|Rempart Automnal // Personal photo|
I initially planned to have about one "Food for Thought" post a month, but I have read so many interesting pieces lately, I already have 3 posts full of links in queue. So I decided to publish these posts as I find inspirations, rather than imposing a defined regularity. Without further ado, here is the Food for Thought, number 5.
On Buffer - The Case For Having no Goals in Your Life
In this article, James Clear explains the difference between (long term) goals and (daily) systems we put in place to achieve them - making a case about how setting goals is not that good an idea after all. This is kind of oversimplifying his demonstration, so I can only suggest you to go read the whole piece. A different take on life projects and objectives.
On Steve McCurry's Blog - To Change the World
This post is made of photographs and quotes about the importance of education. I like how powerful this visual post is - no long explanations, yet the message is strong, and clear.
On Brain Pickings - An Antidote to the Age of Anxiety
This article presents the philosophy of Alan W. Watts, "a pioneer of Eastern philosophy in the West" as introduced by Brain Pickings. Pioneer indeed, since he wrote this book, The Wisdom of Insecurity, in 1951. He writes about our society's desperate need for security and stability and relates it to the mindfulness of the present moment, or lack thereof. I didn't pick up the book yet, but this article is a great introduction to this philosophy of embracing insecurity - of sorts.
New Page - The Third Metric
The Third Metric is a themed page on the Huffington Post, focused on "Redefining Success Beyond Money and Power", and gathers articles about an alternative version of success and happiness - that debunks the traditional idea of sleep deprivation, burnout and neglecting our private life.

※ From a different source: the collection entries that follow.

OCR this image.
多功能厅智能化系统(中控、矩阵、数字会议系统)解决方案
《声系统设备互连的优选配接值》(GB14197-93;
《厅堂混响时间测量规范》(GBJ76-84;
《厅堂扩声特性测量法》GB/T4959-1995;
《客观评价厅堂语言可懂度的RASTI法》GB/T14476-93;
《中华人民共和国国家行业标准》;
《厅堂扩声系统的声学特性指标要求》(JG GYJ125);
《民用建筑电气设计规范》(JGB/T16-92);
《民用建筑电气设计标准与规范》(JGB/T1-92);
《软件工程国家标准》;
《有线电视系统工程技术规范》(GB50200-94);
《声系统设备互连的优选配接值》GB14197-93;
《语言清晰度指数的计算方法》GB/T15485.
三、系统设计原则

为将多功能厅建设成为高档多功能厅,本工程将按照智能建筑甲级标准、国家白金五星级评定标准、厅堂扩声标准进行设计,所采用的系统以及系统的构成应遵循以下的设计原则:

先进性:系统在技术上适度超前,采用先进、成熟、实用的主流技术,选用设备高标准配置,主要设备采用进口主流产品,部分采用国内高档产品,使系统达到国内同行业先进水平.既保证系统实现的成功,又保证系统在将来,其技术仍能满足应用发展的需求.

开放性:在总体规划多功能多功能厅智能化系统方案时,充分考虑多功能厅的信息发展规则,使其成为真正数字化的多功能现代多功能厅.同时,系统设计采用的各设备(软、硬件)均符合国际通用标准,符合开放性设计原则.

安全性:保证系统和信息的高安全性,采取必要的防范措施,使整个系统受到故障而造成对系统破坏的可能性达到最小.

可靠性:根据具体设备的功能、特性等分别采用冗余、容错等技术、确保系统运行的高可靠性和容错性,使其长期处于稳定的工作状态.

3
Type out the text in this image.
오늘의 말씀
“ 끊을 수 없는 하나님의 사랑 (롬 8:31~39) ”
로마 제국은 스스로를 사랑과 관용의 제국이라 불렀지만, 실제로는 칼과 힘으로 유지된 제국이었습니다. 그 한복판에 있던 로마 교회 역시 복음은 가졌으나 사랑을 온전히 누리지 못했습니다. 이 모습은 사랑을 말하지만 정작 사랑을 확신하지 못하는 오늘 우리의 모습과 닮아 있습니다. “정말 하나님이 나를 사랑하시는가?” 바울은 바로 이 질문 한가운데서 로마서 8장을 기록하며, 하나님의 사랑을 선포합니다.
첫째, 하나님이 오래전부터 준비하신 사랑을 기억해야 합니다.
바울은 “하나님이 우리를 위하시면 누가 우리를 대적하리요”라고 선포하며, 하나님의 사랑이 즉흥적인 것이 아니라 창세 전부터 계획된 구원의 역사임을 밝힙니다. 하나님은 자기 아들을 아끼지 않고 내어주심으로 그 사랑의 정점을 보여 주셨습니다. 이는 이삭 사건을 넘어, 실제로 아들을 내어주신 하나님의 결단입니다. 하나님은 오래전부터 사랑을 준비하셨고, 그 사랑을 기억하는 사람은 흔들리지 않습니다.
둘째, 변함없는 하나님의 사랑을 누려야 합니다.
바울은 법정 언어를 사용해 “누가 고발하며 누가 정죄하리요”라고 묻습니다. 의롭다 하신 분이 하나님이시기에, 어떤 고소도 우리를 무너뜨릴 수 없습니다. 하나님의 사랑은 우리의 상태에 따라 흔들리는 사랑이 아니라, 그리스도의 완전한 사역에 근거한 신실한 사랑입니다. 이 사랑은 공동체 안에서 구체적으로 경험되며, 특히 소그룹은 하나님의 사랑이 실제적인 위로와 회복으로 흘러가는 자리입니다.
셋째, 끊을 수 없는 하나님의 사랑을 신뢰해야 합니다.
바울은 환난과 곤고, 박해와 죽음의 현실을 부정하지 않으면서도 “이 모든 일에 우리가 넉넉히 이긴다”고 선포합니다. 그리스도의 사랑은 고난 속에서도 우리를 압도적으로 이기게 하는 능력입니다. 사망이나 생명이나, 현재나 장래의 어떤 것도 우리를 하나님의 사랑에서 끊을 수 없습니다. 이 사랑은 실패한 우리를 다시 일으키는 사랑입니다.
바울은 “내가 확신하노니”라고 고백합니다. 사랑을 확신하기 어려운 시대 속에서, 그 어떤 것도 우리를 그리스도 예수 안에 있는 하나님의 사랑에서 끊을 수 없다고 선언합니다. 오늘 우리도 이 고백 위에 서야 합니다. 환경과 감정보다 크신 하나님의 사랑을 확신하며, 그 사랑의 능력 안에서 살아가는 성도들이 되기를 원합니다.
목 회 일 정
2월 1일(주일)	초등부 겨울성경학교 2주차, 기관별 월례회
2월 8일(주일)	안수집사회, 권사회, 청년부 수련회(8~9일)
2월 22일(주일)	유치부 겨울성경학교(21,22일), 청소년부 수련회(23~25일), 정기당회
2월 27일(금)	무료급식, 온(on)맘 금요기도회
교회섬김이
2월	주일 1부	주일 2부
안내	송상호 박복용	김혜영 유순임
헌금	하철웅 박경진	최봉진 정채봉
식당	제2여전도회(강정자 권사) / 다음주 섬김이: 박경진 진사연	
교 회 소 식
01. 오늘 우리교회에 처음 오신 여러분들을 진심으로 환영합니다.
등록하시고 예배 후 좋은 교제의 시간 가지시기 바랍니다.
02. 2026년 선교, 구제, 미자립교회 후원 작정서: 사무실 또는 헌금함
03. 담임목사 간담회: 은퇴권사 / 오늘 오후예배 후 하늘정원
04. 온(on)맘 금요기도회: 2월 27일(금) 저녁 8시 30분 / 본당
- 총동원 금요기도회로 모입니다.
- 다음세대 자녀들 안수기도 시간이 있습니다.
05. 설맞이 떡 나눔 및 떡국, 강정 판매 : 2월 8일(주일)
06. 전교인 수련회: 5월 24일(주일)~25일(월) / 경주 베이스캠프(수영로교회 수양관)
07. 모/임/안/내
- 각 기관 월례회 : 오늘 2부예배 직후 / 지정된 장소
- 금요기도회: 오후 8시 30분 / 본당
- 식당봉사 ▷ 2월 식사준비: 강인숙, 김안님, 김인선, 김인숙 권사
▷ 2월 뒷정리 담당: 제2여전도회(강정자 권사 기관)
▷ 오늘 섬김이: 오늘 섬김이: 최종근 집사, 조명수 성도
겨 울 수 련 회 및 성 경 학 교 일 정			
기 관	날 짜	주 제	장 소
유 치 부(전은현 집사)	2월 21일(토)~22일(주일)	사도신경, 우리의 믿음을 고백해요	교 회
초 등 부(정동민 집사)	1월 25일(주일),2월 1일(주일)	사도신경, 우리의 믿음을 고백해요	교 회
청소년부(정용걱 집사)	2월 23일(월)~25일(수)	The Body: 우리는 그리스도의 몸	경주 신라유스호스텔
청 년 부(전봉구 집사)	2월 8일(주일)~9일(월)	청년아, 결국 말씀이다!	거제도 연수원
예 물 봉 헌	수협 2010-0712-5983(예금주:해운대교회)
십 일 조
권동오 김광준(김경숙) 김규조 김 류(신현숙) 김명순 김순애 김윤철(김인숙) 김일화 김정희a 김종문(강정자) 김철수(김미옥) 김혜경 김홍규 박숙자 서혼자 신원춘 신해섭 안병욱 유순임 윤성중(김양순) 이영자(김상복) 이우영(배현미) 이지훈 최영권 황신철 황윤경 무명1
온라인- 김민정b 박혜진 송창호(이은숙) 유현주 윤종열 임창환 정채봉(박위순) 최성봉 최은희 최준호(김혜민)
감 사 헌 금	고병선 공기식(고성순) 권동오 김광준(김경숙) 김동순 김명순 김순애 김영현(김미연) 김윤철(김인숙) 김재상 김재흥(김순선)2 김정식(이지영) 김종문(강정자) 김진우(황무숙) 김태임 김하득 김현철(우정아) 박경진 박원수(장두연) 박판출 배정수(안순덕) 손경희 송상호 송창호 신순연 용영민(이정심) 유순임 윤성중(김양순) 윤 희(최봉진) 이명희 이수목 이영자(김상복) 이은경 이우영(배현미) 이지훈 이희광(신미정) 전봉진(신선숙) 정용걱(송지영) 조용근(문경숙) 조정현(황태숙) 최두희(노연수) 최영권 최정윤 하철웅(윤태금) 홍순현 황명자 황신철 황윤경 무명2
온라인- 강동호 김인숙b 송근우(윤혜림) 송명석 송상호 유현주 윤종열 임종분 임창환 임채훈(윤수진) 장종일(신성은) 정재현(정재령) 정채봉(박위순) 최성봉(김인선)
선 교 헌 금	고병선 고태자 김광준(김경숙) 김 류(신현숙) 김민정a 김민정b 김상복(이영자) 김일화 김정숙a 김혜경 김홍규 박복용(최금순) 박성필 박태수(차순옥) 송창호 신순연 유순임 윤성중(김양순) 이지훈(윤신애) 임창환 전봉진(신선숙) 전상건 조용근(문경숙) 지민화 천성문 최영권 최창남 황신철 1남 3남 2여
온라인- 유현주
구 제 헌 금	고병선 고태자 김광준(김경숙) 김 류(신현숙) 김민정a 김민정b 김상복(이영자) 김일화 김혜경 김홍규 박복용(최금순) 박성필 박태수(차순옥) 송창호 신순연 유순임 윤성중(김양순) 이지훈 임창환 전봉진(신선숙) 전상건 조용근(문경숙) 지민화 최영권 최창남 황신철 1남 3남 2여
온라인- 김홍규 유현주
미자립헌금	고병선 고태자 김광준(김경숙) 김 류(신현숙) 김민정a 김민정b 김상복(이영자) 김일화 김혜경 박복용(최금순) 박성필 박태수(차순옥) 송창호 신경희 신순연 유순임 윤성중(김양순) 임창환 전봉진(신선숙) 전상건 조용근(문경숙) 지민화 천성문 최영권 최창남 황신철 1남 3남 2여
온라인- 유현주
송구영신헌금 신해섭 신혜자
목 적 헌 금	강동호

The articles offer variations around this theme - reclaiming time, thinking about ethics and social links, new metrics to work on as objectives, different views on money... All based on a more humane, sustainable definition of success.
Kali's Featured TED Talk: Why Dieting Doesn't Usually Work
Diets aren't very popular among the medical profession, and all sorts of myths revolve around healthy eating and food deprivation. This TED talk s very simple and efficient in explaining how diets (a.k.a. self induced malnutrition) impact our bodies in terms of physiology, and why most dieters end up putting on weight on the long term. A good reminder that we should accept ourselves the way nature made us instead of starving ourselves.
Photography: Another one of the shots I took in Auvergne last Autumn (I still haven't sorted out my holiday season photos). Testing perspective and focus on a castle wall.